I don’t know how much it cost Aaron to bail me out, but of course whatever it was, he could well afford it; and besides, he owed it to me. After all, I was really just his employee, and surely posting bail is a standard employee benefit.

When all the necessary papers had been signed and funds transferred, Aaron and I walked out into the sunshine that I’d been afraid I wouldn’t be seeing for quite a while.

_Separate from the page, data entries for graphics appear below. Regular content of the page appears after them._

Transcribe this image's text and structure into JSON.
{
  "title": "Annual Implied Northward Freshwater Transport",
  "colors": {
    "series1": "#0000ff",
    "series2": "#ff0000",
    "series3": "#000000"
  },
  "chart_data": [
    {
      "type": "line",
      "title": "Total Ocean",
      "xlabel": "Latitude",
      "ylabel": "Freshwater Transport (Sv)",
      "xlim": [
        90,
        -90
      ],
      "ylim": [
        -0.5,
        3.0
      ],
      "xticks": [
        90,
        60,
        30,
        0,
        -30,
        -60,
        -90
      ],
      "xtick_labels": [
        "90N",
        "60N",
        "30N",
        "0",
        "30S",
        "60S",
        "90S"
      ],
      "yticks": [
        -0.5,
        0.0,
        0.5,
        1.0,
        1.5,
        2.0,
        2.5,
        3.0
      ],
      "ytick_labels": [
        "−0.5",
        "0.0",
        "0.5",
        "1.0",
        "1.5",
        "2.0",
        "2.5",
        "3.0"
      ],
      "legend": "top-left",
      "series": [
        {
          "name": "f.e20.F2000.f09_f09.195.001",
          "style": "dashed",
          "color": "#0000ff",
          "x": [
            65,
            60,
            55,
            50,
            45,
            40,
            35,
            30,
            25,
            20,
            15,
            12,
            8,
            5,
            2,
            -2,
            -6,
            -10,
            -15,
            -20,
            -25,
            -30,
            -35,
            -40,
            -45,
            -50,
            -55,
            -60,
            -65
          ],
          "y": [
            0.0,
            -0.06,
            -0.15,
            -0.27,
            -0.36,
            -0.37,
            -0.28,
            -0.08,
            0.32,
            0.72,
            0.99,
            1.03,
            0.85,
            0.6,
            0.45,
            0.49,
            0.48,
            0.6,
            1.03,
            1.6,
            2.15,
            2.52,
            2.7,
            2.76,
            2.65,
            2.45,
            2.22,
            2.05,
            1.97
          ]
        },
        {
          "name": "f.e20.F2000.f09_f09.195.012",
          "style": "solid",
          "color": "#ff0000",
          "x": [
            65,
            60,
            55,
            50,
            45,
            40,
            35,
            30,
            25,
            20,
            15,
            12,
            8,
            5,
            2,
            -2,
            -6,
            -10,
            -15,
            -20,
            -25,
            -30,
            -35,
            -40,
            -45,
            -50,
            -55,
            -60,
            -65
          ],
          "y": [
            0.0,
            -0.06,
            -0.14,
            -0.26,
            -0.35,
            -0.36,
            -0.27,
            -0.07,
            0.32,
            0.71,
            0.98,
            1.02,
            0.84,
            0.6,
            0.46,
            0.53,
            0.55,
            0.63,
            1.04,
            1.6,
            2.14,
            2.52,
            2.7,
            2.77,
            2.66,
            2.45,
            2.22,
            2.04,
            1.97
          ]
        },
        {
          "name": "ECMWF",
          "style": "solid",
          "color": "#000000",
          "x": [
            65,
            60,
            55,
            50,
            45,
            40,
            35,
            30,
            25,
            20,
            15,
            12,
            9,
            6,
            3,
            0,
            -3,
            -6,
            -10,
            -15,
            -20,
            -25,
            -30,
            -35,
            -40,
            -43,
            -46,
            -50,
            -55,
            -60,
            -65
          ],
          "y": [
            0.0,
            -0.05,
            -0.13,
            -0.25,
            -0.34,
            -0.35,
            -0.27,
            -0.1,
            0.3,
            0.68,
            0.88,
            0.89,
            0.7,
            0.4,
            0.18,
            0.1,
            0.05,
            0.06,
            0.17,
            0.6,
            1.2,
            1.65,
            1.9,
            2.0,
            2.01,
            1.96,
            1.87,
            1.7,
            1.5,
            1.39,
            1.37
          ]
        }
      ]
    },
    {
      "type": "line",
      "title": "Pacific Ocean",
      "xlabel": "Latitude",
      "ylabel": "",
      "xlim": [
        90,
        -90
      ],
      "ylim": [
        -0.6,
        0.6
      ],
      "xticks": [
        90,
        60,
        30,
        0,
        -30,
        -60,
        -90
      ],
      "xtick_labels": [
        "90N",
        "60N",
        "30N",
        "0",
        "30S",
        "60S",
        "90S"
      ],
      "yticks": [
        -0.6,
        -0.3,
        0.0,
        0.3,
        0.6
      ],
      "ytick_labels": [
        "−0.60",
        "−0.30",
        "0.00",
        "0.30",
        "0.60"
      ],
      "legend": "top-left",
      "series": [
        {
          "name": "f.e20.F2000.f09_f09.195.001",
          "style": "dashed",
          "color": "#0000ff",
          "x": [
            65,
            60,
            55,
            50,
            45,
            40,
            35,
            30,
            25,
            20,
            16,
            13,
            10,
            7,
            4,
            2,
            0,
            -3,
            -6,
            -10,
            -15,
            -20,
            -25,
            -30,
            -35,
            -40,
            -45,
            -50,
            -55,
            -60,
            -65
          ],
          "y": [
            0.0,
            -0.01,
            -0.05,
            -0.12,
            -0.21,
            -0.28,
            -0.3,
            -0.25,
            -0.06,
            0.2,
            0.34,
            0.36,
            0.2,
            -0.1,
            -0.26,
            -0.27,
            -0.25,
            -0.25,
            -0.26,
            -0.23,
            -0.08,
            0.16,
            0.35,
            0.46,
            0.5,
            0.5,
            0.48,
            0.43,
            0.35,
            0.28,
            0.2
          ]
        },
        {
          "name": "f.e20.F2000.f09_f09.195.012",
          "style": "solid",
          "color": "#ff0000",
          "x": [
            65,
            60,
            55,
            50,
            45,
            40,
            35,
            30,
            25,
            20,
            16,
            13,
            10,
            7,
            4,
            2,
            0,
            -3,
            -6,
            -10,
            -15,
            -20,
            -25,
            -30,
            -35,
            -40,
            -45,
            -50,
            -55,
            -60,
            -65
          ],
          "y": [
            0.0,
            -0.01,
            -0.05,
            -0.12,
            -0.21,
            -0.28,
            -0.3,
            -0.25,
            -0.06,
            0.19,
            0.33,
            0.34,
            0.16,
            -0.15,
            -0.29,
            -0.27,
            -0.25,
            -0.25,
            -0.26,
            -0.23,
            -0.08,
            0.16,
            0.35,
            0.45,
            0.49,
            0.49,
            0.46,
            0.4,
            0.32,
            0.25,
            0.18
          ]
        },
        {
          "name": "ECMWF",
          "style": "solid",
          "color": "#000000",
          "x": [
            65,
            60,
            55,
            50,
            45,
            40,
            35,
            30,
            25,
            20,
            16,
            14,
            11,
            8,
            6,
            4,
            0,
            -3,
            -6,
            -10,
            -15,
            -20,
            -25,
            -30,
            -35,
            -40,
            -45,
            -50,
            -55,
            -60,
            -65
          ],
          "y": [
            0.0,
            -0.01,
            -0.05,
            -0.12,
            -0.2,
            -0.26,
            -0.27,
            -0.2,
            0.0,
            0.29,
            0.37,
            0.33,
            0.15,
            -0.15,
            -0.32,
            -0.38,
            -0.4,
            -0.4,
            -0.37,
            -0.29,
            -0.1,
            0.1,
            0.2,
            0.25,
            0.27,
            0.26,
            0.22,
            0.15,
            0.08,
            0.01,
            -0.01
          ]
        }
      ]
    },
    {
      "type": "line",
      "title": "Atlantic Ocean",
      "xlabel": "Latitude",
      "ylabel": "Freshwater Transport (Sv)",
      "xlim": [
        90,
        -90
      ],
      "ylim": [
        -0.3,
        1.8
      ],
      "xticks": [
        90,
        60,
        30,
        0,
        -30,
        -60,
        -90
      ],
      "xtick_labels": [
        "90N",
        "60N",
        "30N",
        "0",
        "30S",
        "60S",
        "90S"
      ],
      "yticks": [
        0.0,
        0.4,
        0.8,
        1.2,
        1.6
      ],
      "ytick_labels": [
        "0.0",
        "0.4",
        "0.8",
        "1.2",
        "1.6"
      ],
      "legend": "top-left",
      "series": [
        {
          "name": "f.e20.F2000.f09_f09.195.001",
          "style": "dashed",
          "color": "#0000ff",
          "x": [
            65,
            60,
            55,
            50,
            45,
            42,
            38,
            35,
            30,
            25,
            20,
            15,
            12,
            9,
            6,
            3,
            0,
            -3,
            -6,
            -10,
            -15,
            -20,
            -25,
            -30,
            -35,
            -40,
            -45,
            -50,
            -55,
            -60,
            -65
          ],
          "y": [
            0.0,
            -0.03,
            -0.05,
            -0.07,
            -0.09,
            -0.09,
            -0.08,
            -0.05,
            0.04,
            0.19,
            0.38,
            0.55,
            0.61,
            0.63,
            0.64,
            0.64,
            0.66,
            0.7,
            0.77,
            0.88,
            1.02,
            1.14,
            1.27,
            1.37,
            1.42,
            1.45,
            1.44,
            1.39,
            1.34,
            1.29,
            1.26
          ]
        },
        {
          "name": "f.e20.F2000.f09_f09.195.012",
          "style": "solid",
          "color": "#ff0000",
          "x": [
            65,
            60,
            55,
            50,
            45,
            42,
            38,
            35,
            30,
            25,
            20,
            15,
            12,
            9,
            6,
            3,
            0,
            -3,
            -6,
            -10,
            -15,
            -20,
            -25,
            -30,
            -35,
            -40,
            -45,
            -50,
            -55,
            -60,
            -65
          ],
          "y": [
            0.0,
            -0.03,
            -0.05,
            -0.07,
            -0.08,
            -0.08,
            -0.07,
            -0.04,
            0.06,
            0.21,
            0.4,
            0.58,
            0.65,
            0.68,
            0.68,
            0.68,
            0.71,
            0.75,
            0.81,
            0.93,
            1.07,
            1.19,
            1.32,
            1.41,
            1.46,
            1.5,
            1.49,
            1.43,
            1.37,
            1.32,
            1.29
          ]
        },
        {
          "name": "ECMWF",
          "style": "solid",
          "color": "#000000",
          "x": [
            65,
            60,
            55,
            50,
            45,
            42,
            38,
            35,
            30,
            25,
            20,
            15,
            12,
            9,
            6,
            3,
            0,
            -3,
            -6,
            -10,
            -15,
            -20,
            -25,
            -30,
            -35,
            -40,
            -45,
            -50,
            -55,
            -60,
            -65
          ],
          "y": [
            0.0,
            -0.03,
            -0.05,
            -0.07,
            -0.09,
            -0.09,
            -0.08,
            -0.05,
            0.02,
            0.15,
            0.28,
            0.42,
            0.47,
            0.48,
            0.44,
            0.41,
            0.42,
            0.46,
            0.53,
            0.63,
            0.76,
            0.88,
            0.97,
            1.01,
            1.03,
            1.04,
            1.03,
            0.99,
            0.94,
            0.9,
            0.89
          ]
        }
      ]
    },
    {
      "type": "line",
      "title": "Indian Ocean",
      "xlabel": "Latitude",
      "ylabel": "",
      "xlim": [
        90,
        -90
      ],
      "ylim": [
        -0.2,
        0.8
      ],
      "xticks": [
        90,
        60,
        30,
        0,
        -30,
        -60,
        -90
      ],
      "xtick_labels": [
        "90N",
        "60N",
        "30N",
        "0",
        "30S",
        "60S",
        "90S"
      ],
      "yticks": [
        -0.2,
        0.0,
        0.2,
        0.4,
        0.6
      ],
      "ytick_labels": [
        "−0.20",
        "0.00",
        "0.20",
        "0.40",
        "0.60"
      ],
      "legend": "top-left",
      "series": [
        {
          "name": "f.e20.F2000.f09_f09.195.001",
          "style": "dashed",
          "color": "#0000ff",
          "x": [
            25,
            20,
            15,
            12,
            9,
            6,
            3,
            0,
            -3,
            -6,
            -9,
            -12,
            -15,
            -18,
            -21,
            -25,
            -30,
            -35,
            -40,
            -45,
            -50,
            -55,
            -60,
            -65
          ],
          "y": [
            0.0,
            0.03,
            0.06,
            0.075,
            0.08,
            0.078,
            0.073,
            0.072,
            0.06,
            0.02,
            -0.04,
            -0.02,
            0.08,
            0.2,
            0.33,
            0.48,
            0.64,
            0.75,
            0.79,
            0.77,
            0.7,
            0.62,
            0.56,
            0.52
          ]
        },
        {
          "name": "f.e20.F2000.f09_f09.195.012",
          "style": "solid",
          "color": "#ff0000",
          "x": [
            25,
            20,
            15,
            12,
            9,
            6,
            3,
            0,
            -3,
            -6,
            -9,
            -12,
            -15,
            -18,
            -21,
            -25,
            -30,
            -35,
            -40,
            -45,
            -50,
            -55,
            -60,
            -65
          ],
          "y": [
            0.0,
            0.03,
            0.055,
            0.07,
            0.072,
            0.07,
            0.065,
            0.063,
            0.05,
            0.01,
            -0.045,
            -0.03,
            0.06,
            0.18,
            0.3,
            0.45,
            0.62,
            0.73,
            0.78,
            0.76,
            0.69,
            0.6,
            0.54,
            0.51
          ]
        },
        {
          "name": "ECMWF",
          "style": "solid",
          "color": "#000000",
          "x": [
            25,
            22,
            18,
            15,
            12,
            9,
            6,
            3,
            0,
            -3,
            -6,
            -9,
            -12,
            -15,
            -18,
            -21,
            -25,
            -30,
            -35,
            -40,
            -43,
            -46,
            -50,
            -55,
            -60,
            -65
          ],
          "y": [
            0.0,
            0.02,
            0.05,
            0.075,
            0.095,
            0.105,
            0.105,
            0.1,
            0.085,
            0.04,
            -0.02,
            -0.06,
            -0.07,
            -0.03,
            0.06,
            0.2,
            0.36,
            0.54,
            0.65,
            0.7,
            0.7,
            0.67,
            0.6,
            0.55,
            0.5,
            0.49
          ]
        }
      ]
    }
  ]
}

On the way to Aaron’s car, I gave him a hug and a little kiss on the cheek and thanked him for extricating me from the pokey and doing it so quickly. He looked a bit embarrassed by that, but he cleared his throat and said in his best businesslike manner:

Okay, so why’d you shoot him, and where’d you put the violin?”

Review by Lisabet Sarai

Florence Palmer – Flo to her friends – makes her living as a burglar. She chose this career after getting frustrated with arduous and low-paying alternatives like being a house cleaner, and has discovered that she’s quite good at it. She’s always alert for potential new heists, so when she learns that world-famous virtuoso Aaron Levy has brought his near-priceless Guarneri violin to Seattle for a series of concerts, she sniffs an opportunity. Her plan to sneak into his fancy hotel suite works like clockwork, until the violinist returns unexpectedly to find her with the loot in hand. It looks as though she’s finally slipped up – until she learns that the instrument she’s found is a copy, the real antique has been stolen, and Levy wants her help in getting it back.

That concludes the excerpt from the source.